The good news? After a week’s worth of controversy, nobody seems to be talking about the opening ceremony at the 2024 Paris Olympics anymore. The bad news? Sunday’s closing ceremony could very well change that.
But after the opening ceremony was criticized by many for imagery that was construed as anti-religion and anti-American, the executive director of the closing ceremony is determined to not let his presentation suffer the same fate. In fact, Thierry Reboul says that he’s already revised the closing ceremony multiple times — “umpteenth” times, to be exact — after receiving death threats following the opening ceremony.
“You have to live with it and file a complaint, show that you won’t let yourself be pushed around or intimidated,” Reboul told The Guardian of the death threats. “But they forced us to have to reread the entire show for the umpteenth time to be sure that there is no possible misinterpretation, that we are not made to say what we do not want to say.”
The most controversial scene from the opening ceremony centered on what many interpreted as a reimagining of Leonardo da Vinci’s “The Last Supper,” featuring scantily clad drag performers. Olympics organizers apologized following the outcry, but insisted the scene — which was titled “festivity” — wasn’t intended to mock “The Last Supper” but was rather a depiction of Dionysus, the Greek god of wine.
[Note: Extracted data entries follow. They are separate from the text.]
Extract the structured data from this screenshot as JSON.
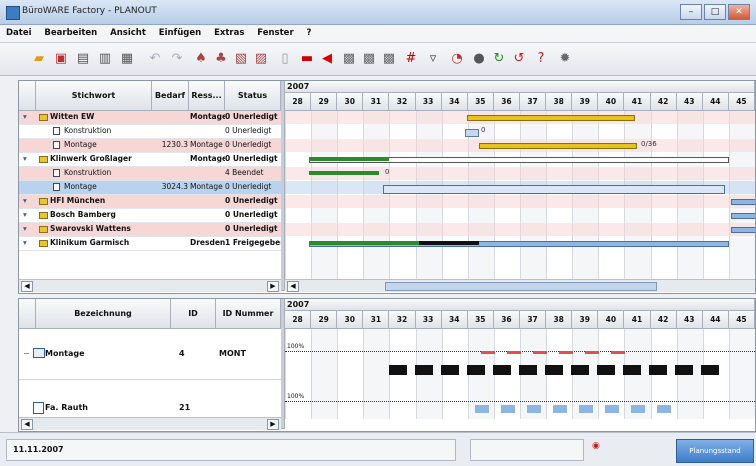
{
  "window": {
    "title": "BüroWARE Factory - PLANOUT"
  },
  "menu": [
    "Datei",
    "Bearbeiten",
    "Ansicht",
    "Einfügen",
    "Extras",
    "Fenster",
    "?"
  ],
  "toolbar_icons": [
    "open-icon",
    "save-icon",
    "print-preview-icon",
    "document-icon",
    "print-icon",
    "undo-icon",
    "redo-icon",
    "binoculars-icon",
    "binoculars-next-icon",
    "table-icon",
    "filter-table-icon",
    "page-icon",
    "minus-icon",
    "red-arrow-icon",
    "chart-icon",
    "chart-edit-icon",
    "chart-add-icon",
    "grid-icon",
    "funnel-icon",
    "clock-icon",
    "link-icon",
    "refresh-green-icon",
    "refresh-red-icon",
    "help-icon",
    "settings-icon"
  ],
  "upper": {
    "columns": [
      "Stichwort",
      "Bedarf",
      "Ress...",
      "Status"
    ],
    "year": "2007",
    "weeks": [
      "28",
      "29",
      "30",
      "31",
      "32",
      "33",
      "34",
      "35",
      "36",
      "37",
      "38",
      "39",
      "40",
      "41",
      "42",
      "43",
      "44",
      "45"
    ],
    "rows": [
      {
        "label": "Witten EW",
        "bedarf": "",
        "ress": "Montage",
        "status": "0 Unerledigt",
        "level": 0,
        "bold": true,
        "pink": true
      },
      {
        "label": "Konstruktion",
        "bedarf": "",
        "ress": "",
        "status": "0 Unerledigt",
        "level": 1,
        "bold": false,
        "pink": false
      },
      {
        "label": "Montage",
        "bedarf": "1230.3",
        "ress": "Montage",
        "status": "0 Unerledigt",
        "level": 1,
        "bold": false,
        "pink": true
      },
      {
        "label": "Klinwerk Großlager",
        "bedarf": "",
        "ress": "Montage",
        "status": "0 Unerledigt",
        "level": 0,
        "bold": true,
        "pink": false
      },
      {
        "label": "Konstruktion",
        "bedarf": "",
        "ress": "",
        "status": "4 Beendet",
        "level": 1,
        "bold": false,
        "pink": true
      },
      {
        "label": "Montage",
        "bedarf": "3024.3",
        "ress": "Montage",
        "status": "0 Unerledigt",
        "level": 1,
        "bold": false,
        "pink": false,
        "selected": true
      },
      {
        "label": "HFI München",
        "bedarf": "",
        "ress": "",
        "status": "0 Unerledigt",
        "level": 0,
        "bold": true,
        "pink": true
      },
      {
        "label": "Bosch Bamberg",
        "bedarf": "",
        "ress": "",
        "status": "0 Unerledigt",
        "level": 0,
        "bold": true,
        "pink": false
      },
      {
        "label": "Swarovski Wattens",
        "bedarf": "",
        "ress": "",
        "status": "0 Unerledigt",
        "level": 0,
        "bold": true,
        "pink": true
      },
      {
        "label": "Klinikum Garmisch",
        "bedarf": "",
        "ress": "Dresden",
        "status": "1 Freigegeben",
        "level": 0,
        "bold": true,
        "pink": false
      }
    ],
    "annotations": {
      "r1": "0",
      "r4": "0",
      "r2": "0/36"
    }
  },
  "lower": {
    "columns": [
      "Bezeichnung",
      "ID",
      "ID Nummer"
    ],
    "year": "2007",
    "weeks": [
      "28",
      "29",
      "30",
      "31",
      "32",
      "33",
      "34",
      "35",
      "36",
      "37",
      "38",
      "39",
      "40",
      "41",
      "42",
      "43",
      "44",
      "45"
    ],
    "rows": [
      {
        "label": "Montage",
        "id": "4",
        "idnr": "MONT",
        "load": "100%"
      },
      {
        "label": "Fa. Rauth",
        "id": "21",
        "idnr": "",
        "load": "100%"
      }
    ]
  },
  "status": {
    "date": "11.11.2007",
    "button": "Planungsstand"
  },
  "colors": {
    "pinkRow": "#f7d6d6",
    "selectedRow": "#b9d3ef",
    "yellowBar": "#e6c21c",
    "greenBar": "#2b8a2b",
    "blueBar": "#8fb6e0",
    "redBar": "#e05050"
  }
}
“The idea was to create a big pagan party in link with the God of Mount Olympus — and you will never find in me, or in my work, any desire of mocking anyone,” the ceremony’s artistic director, Thomas Jolly, said, according to CBS News.
Regardless of the intent, the messaging clearly didn’t land with many, sparking yet another battle in the ongoing culture war, especially in the United States. Understandably, the event’s organizers are taking extra precautions to make sure the closing ceremony doesn’t elicit a similar reaction — at least from those who didn’t swear off watching the rest of the Olympics altogether following the opening ceremony.